With itertools, you can do this instead:

from itertools import chain

for item in chain(x, y, z):
    operate(item)

For a more interesting example, let’s play FizzBuzz. The rules are as follows:

  • Count up from 1 saying each number
  • If a number is divisible by 3, say Fizz instead of the number
  • If a number is divisible by 5, say Buzz instead of the number
  • If a number is divisible by 3 and 5, say FizzBuzz instead of the number
# Define our tests
def divisible_by(divisor):
    def inner(num):
        try:
            num = int(num)
        except (ValueError, TypeError):
            return False
        return num % divisor == 0
    return inner

by_3 = divisible_by(3)
by_5 = divisible_by(5)
by_15 = divisible_by(15)

def replace(test, word):
    """ Replace `item` with `word` if `item` passes the `test`.
    """
    def inner(item):
        return word if test(item) else item
    return inner

fizz = replace(by_3, "Fizz")
buzz = replace(by_5, "Buzz")
fizzbuzz = replace(by_15, "FizzBuzz")

# Now, we can use itertools to solve the problem
from itertools import count, imap

numbers = count(1) # this will count up forever, starting at 1

numbers = imap(fizzbuzz, numbers)
numbers = imap(fizz, numbers)
numbers = imap(buzz, numbers)

for number in numbers:
    print number

In additional to all the useful built in functions that itertools provides, there are a number of very useful recipes for creating your own tools.

One such tool is the grouper function.

def grouper(iterable, n, fillvalue=None):
    "Collect data into fixed-length chunks or blocks"
    # grouper('ABCDEFG', 3, 'x') --> ABC DEF Gxx
    args = [iter(iterable)] * n
    return izip_longest(fillvalue=fillvalue, *args)

This is great, right up until you need the last chunk to not have any filler.

For this, you can use chunky:

"""
Take an iterable and split it into N sized chunks.
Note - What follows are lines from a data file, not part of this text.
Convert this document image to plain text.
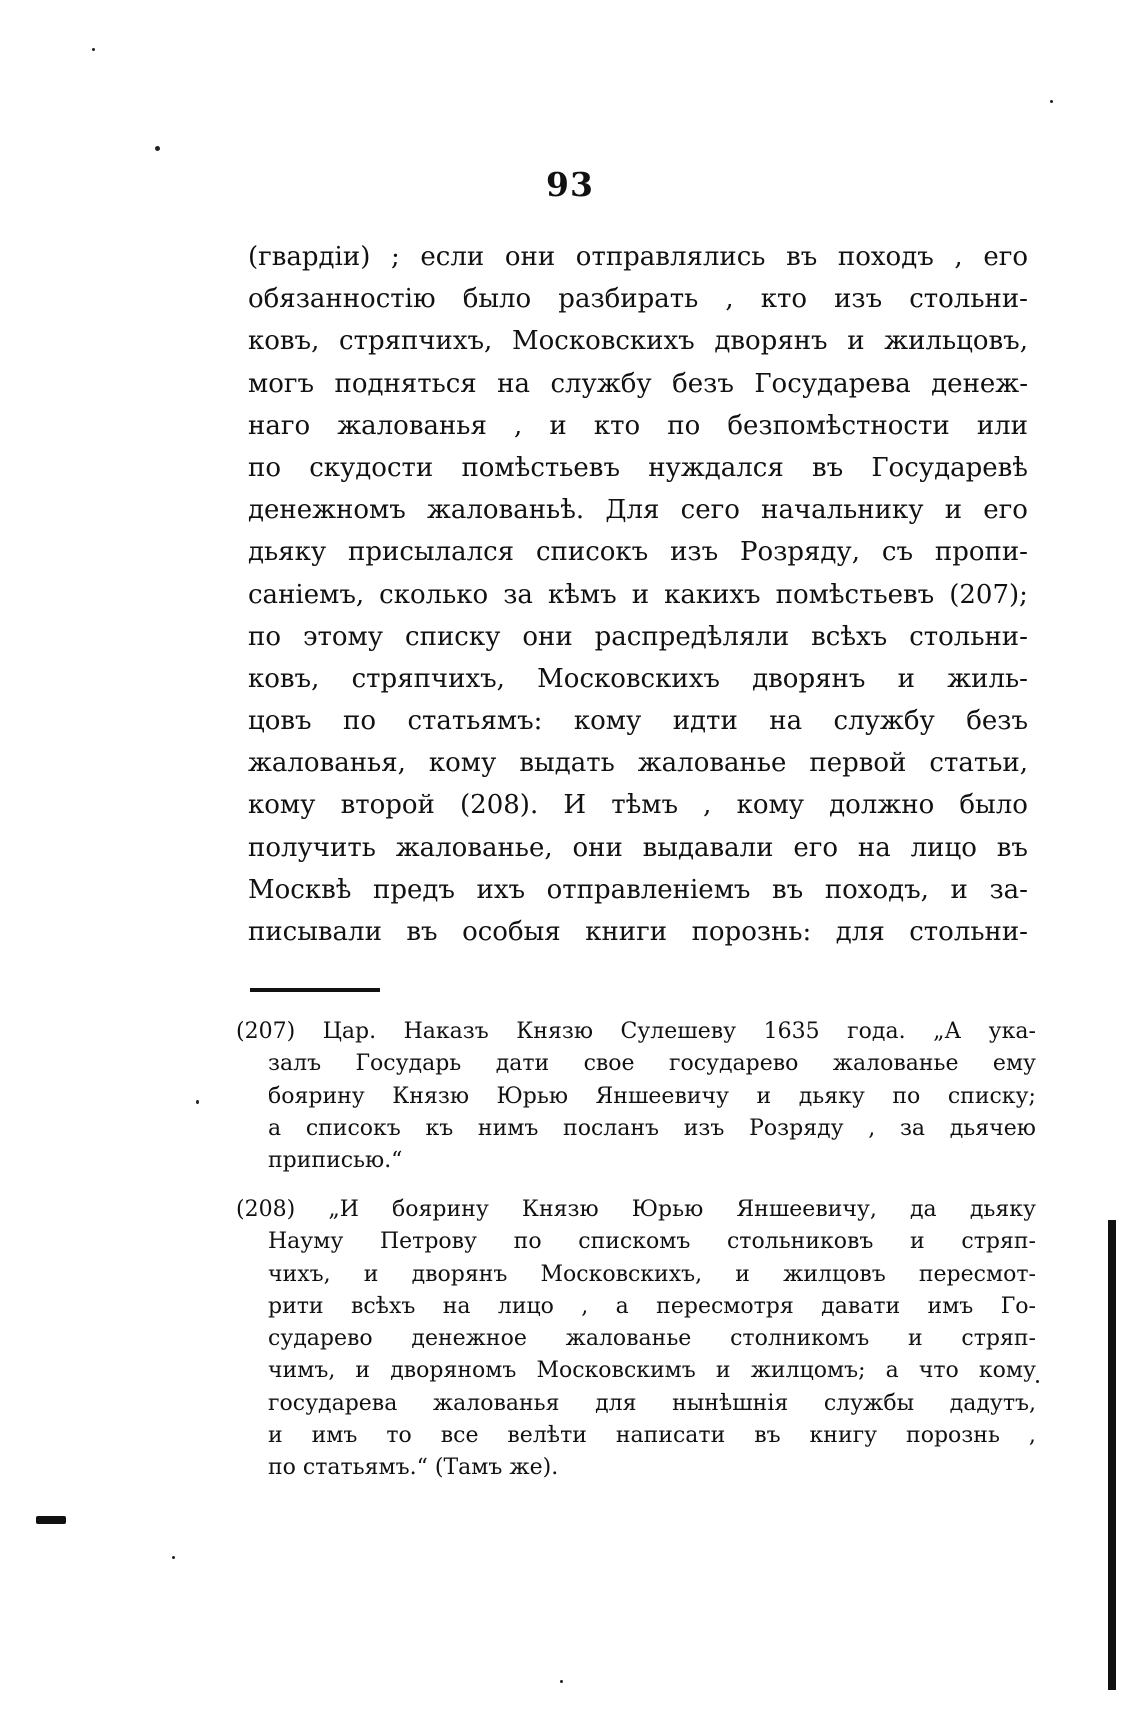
93
(гвардіи) ; если они отправлялись въ походъ , его
обязанностію было разбирать , кто изъ стольни-
ковъ, стряпчихъ, Московскихъ дворянъ и жильцовъ,
могъ подняться на службу безъ Государева денеж-
наго жалованья , и кто по безпомѣстности или
по скудости помѣстьевъ нуждался въ Государевѣ
денежномъ жалованьѣ. Для сего начальнику и его
дьяку присылался списокъ изъ Розряду, съ пропи-
саніемъ, сколько за кѣмъ и какихъ помѣстьевъ (207);
по этому списку они распредѣляли всѣхъ стольни-
ковъ, стряпчихъ, Московскихъ дворянъ и жиль-
цовъ по статьямъ: кому идти на службу безъ
жалованья, кому выдать жалованье первой статьи,
кому второй (208). И тѣмъ , кому должно было
получить жалованье, они выдавали его на лицо въ
Москвѣ предъ ихъ отправленіемъ въ походъ, и за-
писывали въ особыя книги порознь: для стольни-
(207) Цар. Наказъ Князю Сулешеву 1635 года. „А ука-
залъ Государь дати свое государево жалованье ему
боярину Князю Юрью Яншеевичу и дьяку по списку;
а списокъ къ нимъ посланъ изъ Розряду , за дьячею
приписью.“
(208) „И боярину Князю Юрью Яншеевичу, да дьяку
Науму Петрову по спискомъ стольниковъ и стряп-
чихъ, и дворянъ Московскихъ, и жилцовъ пересмот-
рити всѣхъ на лицо , а пересмотря давати имъ Го-
сударево денежное жалованье столникомъ и стряп-
чимъ, и дворяномъ Московскимъ и жилцомъ; а что кому
государева жалованья для нынѣшнія службы дадутъ,
и имъ то все велѣти написати въ книгу порознь ,
по статьямъ.“ (Тамъ же).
If the iterable is not
evenly divisable by N, the final chunk will be the size of the remainder.
"""
from itertools import islice

def chunky(sequence, n=None):
    """ Collect data into fixed-length chunks or blocks
    with final block truncated if the sequence is not evenly
    divisible by N.
    """
    # chunky('ABCDEFG', 3) --> ABC DEF G
    iterable = iter(sequence)
    next_group = tuple(islice(iterable, n))
    while next_group:
        yield next_group
        next_group = tuple(islice(iterable, n))

This is useful if we have a backlog of tasks to perform, but we don’t have the resources to perform them all at once. We can chunk the task list and do the work in smaller units.

How it looks in practice:

>>> ten_items = range(10)
>>> list(chunky(ten_items, 5))
[(0, 1, 2, 3, 4), (5, 6, 7, 8, 9)]

>>> list(chunky(ten_items, 10))
[(0, 1, 2, 3, 4, 5, 6, 7, 8, 9)]

>>> list(chunky(ten_items, 1))
[(0,), (1,), (2,), (3,), (4,), (5,), (6,), (7,), (8,), (9,)]

>>> list(chunky(ten_items))
[(0, 1, 2, 3, 4, 5, 6, 7, 8, 9)]

>>> list(chunky(ten_items, 3))
[(0, 1, 2), (3, 4, 5), (6, 7, 8), (9,)]

That’s it for now. Thanks for stopping by!